Esta fecha quedará grabada en la memoria de todas las personas que han vivido en directo el eclipse total de Sol del 12 de agosto de 2026. Ha sido un eclipse especial, ya que el evento se producía entorno a las 20:27 horas, justo al atardecer antes de la puesta de Sol. Generalmente los eclipses de Sol se producen cerca del mediodía, cuando el Sol y la Luna se encuentran en lo alto del cielo, lo que produce un cielo negro y una noche oscura, permitiendo a los observadores ver las estrellas tal como pueden ser vistas durante una oscura noche de verano sin Luna.
Sin embargo, el eclipse total de Sol vivido en 2026 se produjo en Europa al atardecer, un momento extraño y mágico para quienes tuvieron la oportunidad de disfrutarlo. En Europa el eclipse entraba por la Península Ibérica, siendo su totalidad vista desde A Coruña, Lugo, Oviedo, León, Zamora, Valladolid, Palencia, Segovia, Burgos, Soria, Santander, Bilbao, Victoria-Gasteiz, Logroño, Guadalajara, Cuenca, Zaragoza, Terual, Lleida, Tarragona, Valencia, Castelló de la Plana e Islas Baleares, la mayor duración en suelo español se daba en la costa cantábrica de Asturias.

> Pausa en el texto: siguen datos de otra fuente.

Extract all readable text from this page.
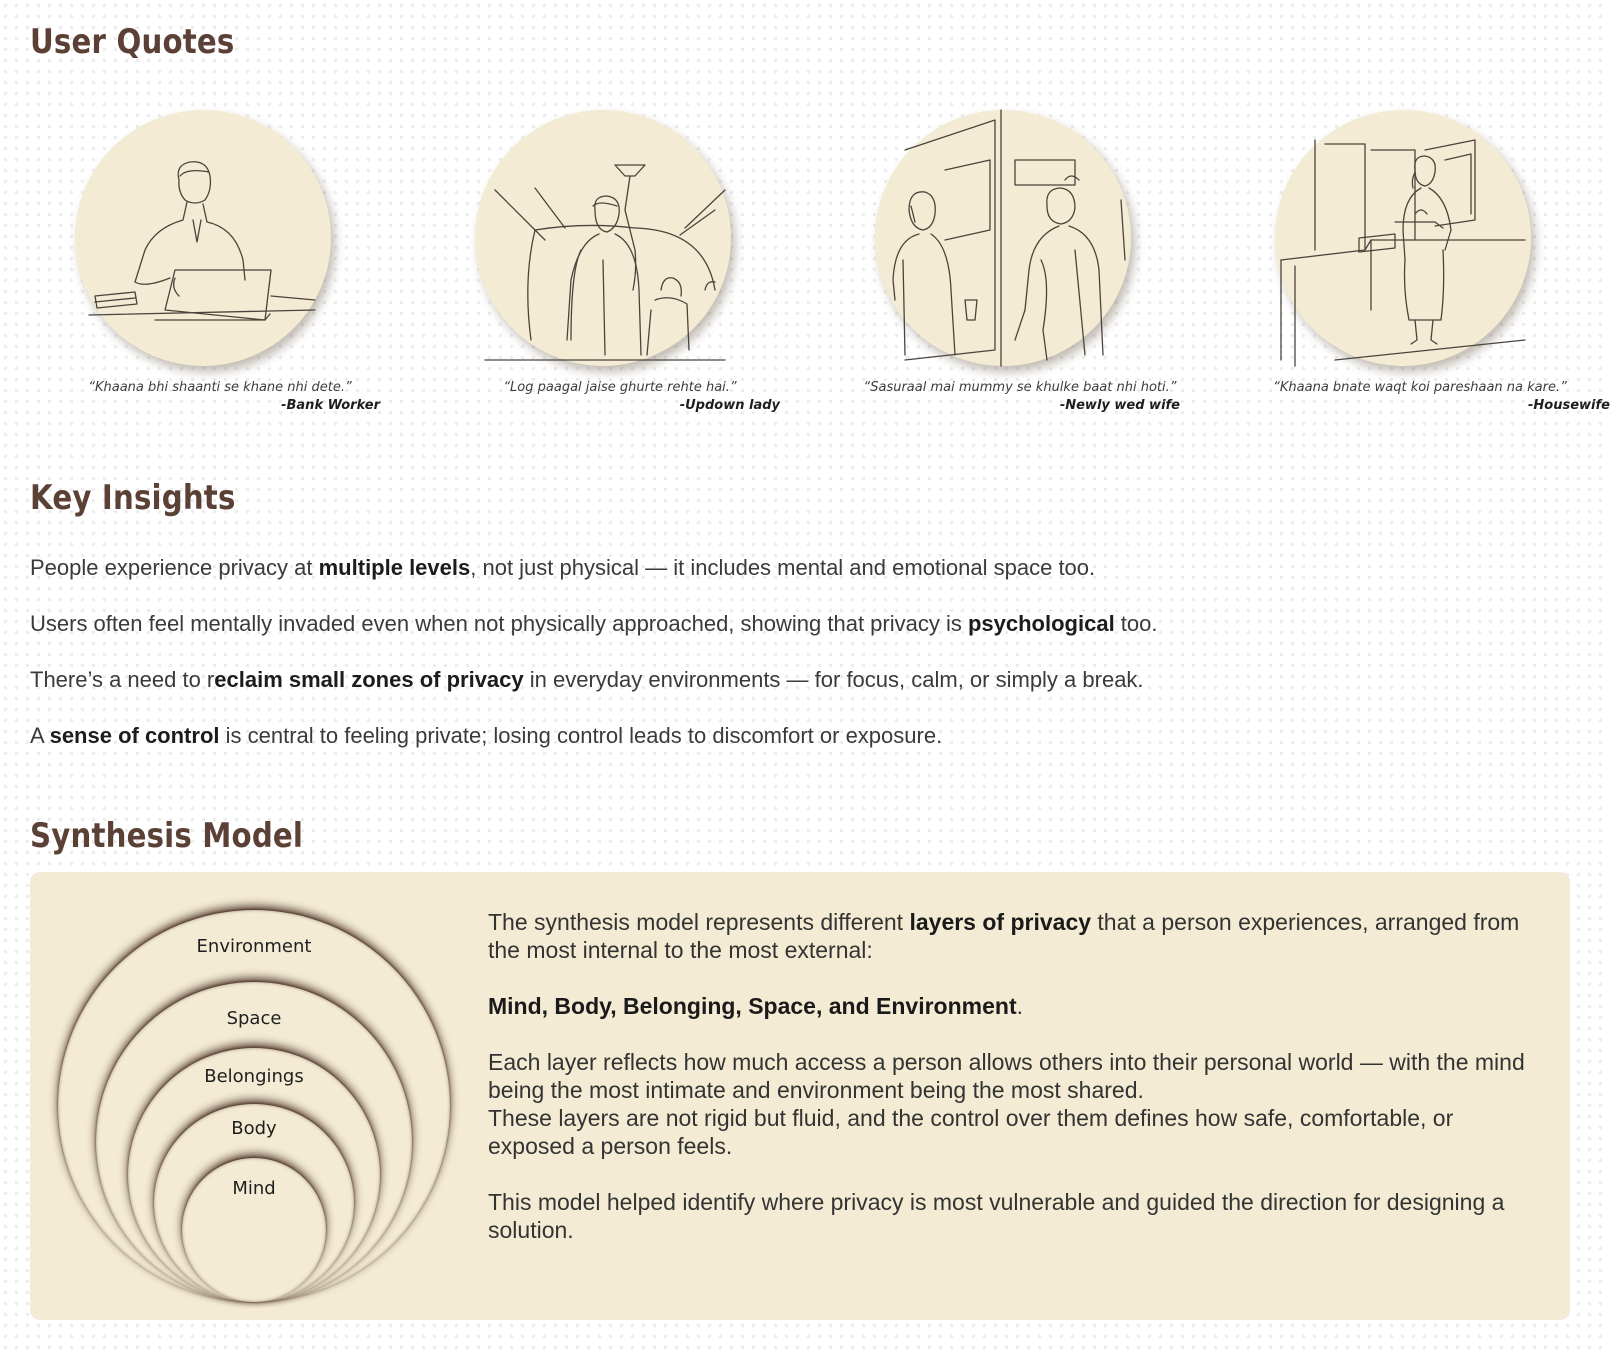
User Quotes
“Khaana bhi shaanti se khane nhi dete.”
-Bank Worker
“Log paagal jaise ghurte rehte hai.”
-Updown lady
“Sasuraal mai mummy se khulke baat nhi hoti.”
-Newly wed wife
“Khaana bnate waqt koi pareshaan na kare.”
-Housewife
Key Insights

People experience privacy at multiple levels, not just physical — it includes mental and emotional space too.

Users often feel mentally invaded even when not physically approached, showing that privacy is psychological too.

There’s a need to reclaim small zones of privacy in everyday environments — for focus, calm, or simply a break.

A sense of control is central to feeling private; losing control leads to discomfort or exposure.

Synthesis Model
Environment
Space
Belongings
Body
Mind

The synthesis model represents different layers of privacy that a person experiences, arranged from the most internal to the most external:

Mind, Body, Belonging, Space, and Environment.

Each layer reflects how much access a person allows others into their personal world — with the mind being the most intimate and environment being the most shared.

These layers are not rigid but fluid, and the control over them defines how safe, comfortable, or exposed a person feels.

This model helped identify where privacy is most vulnerable and guided the direction for designing a solution.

El vídeo bajo estas líneas, producido en su totalidad por la Agencia Espacial Europea ESA, muestra el evento completo, además de extensas explicaciones científicas proporcionadas por miembros de la ESA. La emoción de la parcialidad desde el primer mordisco de la Luna al Sol hasta que la Luna desaparece por completo, contrastaba con la locura vivida por la observación de la totalidad. El editor que escribe esta artículo en Universo Mágico vivió el evento en la playa de Doniños, Valdoviño, Ferrol, A Coruña, acompañado por amigos y familiares, emocionados por el espectáculo.
Un eclipse bajo en el horizonte no es como los demás, este evento fué menos favorable para la observación científica pura de la corona, pero mucho más rico en términos de interacción entre la luz solar y la atmósfera de la Tierra. Un eclipse alto es esencialmente astronómico, uno bajo es astronómico y geofísico a la vez. La Tierra participa activamente en el espectáculo. La luz no llega directa, es transformada por las capas de la atmósfera, humedad, partículas y turbulencias. El Sol no desaparecerá en un cielo negro, sino en un horizonte encendido y anaranjado.
Desde la experiencia humana, esta configuración genera una percepción distinta. El eclipse no se siente como algo lejano en lo alto, sino como un fenómeno que ocurre en el límite del mundo visible. El cerebro lo interpreta como un apagado del paisaje, no solo del cielo. El eclipse del 12 de agosto no fue únicamente un evento orbital entre la Tierra, la Luna y el Sol. Fue un fenómeno atmosférico, óptico y biológico al mismo tiempo, donde la física de la dispersión, la refracción y la percepción humana se combinaron para producir una de las experiencias visuales más complejas que puede ofrecer la astronomía observacional.